Turning to FIG. 2, we describe processing steps by the management interface 110. At step 202, the management interface 102 receives listings of partnership formation data, such as the listings just discussed. At step 204, for proposed N-way partnerships indicated in the listings, it is determined if there is mutual N-way interest in such partnerships. At step 206, for each proposed N-way partnership that is determined to have mutual N-way interest, the exchange mechanism configuration is arranged to accomplish the partnership.

FIG. 3 is a flowchart that describes processing steps of the exchange mechanism, configured to accomplish a partnership. In particular, at step 302, the exchange mechanism receives a “checkout” indication from the shopping cart of an online commerce system (which is an example of a microeconomy). At step 304, the exchange mechanism processes the received indication from the online commerce system and a corresponding entry for the online commerce system in the exchange configuration. That is, the corresponding entry indicates, for example, details of the N-way partnerships for which the online commerce system microeconomy is a member and, for example, details of the exchange rate between the microcurrency of that microeconomy, if any, and microcurrencies of partner microeconomies.

At step 306, the exchange mechanism provides details of the N-way partnerships to the online commerce system that originated the “checkout” indication. At step 308, the exchange mechanism receives a request for exchange from the online commerce system that originated the “checkout” indication, e.g., based on interaction between a user and the online commerce system indicating a desire to make payment in the microcurrency of a partner microeconomy. At step 310, the exchange mechanism confirms the exchange to the online commerce system (e.g., after confirming that the user has an adequate balance of microcurrency of the partner microeconomy) and causes reconciliation of the microcurrency accounts.

While FIG. 3 illustrates that the exchange mechanism is accessed via an online shopping cart of a microeconomy, it should be noted that, in some examples, the access is via any interface that can access the exchange mechanism 108. For example, the exchange mechanism 108 may provide access via web services. In one example, a web page may be provided via which a user can access the exchange mechanism to “redeem” microcurrency (e.g., to redeem frequent flier miles). In another example, a user may access the exchange mechanism via a kiosk, such as provided in a casino, to redeem gambling awards.

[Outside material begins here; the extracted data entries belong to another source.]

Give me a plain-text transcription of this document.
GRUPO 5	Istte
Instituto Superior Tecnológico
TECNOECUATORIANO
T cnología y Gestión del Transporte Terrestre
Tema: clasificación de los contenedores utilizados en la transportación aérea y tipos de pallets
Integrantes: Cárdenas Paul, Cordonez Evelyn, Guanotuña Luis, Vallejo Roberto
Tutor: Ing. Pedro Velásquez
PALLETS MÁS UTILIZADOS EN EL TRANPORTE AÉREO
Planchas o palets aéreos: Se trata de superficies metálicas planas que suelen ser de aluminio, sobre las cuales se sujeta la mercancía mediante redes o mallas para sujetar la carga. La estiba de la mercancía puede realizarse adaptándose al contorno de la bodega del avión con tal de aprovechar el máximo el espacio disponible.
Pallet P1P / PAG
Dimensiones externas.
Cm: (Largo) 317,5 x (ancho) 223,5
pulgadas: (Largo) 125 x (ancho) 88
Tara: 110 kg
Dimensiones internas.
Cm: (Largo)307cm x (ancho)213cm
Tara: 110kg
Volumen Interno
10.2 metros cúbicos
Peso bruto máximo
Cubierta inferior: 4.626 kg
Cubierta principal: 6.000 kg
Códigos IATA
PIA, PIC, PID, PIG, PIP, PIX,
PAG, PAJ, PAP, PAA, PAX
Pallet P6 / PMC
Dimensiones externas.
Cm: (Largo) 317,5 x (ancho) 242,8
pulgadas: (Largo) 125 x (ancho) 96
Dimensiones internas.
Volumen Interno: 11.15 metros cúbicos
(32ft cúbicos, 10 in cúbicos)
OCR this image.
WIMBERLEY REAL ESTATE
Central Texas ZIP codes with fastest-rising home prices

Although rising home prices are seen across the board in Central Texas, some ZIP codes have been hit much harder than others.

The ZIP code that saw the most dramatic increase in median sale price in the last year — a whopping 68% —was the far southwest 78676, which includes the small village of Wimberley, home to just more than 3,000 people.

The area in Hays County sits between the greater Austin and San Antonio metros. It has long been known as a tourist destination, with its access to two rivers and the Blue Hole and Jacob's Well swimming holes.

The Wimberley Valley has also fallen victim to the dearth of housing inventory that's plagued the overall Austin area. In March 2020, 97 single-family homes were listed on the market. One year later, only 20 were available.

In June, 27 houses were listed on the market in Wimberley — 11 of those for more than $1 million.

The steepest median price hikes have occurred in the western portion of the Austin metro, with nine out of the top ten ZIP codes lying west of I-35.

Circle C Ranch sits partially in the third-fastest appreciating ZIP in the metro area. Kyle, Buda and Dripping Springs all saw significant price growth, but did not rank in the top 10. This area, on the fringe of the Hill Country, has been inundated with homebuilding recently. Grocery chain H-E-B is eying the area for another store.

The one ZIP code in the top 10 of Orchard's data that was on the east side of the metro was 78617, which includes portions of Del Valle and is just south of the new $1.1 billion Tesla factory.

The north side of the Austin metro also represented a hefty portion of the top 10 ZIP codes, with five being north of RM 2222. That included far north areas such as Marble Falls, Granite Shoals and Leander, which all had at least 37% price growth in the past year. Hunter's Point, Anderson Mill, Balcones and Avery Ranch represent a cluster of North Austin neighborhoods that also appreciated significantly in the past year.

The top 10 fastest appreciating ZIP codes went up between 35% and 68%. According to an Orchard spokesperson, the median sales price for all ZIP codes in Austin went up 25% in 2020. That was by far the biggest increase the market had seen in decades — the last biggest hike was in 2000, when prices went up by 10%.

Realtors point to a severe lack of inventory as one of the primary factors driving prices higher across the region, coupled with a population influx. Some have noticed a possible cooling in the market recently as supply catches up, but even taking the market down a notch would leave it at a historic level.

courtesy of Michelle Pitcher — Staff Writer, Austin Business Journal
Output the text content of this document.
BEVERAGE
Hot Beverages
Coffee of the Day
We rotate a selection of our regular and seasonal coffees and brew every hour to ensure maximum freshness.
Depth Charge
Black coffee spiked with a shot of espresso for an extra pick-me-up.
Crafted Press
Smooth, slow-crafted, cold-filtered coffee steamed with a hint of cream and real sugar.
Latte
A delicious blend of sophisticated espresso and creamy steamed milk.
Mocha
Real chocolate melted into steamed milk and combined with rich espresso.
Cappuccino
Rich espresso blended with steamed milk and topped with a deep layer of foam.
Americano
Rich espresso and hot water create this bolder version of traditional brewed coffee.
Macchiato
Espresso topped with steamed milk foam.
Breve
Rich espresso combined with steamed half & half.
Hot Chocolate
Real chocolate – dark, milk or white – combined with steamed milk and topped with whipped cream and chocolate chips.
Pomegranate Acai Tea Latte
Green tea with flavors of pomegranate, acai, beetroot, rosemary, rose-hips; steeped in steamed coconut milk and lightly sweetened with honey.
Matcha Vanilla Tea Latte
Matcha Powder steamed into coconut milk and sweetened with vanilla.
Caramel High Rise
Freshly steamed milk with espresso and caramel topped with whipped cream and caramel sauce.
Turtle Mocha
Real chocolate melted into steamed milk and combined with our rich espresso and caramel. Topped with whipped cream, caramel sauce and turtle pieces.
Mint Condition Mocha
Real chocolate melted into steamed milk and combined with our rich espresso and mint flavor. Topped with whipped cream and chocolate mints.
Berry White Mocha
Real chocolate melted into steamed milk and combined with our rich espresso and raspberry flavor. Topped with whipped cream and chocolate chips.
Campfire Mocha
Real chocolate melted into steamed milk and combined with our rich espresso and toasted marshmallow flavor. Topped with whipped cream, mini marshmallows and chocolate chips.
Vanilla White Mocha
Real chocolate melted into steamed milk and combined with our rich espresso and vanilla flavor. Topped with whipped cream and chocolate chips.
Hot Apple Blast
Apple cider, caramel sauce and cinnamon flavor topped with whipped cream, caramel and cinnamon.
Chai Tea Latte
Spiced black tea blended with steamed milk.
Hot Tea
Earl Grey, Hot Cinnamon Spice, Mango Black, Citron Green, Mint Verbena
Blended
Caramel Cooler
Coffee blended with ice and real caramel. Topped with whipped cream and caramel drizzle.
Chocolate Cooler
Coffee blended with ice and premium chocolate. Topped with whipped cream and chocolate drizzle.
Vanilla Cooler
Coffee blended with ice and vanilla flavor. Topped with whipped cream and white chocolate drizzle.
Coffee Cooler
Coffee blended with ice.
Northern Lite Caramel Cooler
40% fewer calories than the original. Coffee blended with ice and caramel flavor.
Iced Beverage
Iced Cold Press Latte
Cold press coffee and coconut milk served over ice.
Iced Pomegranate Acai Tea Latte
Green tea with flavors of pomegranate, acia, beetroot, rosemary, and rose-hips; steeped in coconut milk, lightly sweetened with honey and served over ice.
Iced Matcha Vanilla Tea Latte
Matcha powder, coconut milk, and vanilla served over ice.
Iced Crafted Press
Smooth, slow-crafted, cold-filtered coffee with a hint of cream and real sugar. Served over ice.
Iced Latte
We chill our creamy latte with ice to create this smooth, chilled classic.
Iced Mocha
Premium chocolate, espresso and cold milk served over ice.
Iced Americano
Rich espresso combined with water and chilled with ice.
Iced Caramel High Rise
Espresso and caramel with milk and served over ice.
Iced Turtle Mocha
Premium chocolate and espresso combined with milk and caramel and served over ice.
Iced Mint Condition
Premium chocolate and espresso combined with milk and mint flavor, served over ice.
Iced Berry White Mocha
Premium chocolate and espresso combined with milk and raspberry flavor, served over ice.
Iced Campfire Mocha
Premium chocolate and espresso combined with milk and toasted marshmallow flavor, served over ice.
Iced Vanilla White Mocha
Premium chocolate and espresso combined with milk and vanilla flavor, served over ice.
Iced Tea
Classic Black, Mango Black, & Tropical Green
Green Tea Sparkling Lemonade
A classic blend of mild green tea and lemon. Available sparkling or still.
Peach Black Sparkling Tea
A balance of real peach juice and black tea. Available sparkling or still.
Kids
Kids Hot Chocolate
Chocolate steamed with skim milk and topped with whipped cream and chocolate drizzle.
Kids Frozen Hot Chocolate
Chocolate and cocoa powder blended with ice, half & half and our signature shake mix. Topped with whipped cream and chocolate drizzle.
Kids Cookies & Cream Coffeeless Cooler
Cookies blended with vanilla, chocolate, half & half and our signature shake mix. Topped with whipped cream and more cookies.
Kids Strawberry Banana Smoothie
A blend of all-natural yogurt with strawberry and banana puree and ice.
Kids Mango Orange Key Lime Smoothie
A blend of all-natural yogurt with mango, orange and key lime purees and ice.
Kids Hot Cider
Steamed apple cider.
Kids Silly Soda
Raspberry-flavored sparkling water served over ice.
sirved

While FIG. 1 illustrates that each microeconomy maintains its own microcurrency accounts, in some examples, the microcurrency accounts may be centrally maintained by the exchange mechanism. FIG. 4 illustrates such an example. In particular, the microcurrency storage 402 represents the microcurrency accounts centrally maintained by the exchange mechanism. In yet other examples, some of the microcurrency accounts are maintained by the corresponding microeconomies, whereas others of the microcurrency accounts are centrally maintained.

We have described an infrastructure system via which a plurality of microcurrency payment systems, each microcurrency payment system associated with one of a plurality of online commerce systems, can interoperate. In accordance with an aspect of the invention, such an infrastructure is provided, in which a microcurrency exchange mechanism is configured to coordinate interoperation of the plurality of microcurrency payment systems, including coordinating exchange details. The exchange details include exchange rate details among the microcurrencies. Furthermore, a management interface is provided via which partnership formation information may be provided.

With the ability to easily form partnerships for microcurrency exchange among microeconomies, more liquidity is provided for the microcurrency, which may attract more customers by increasing the “value” of the microcurrency.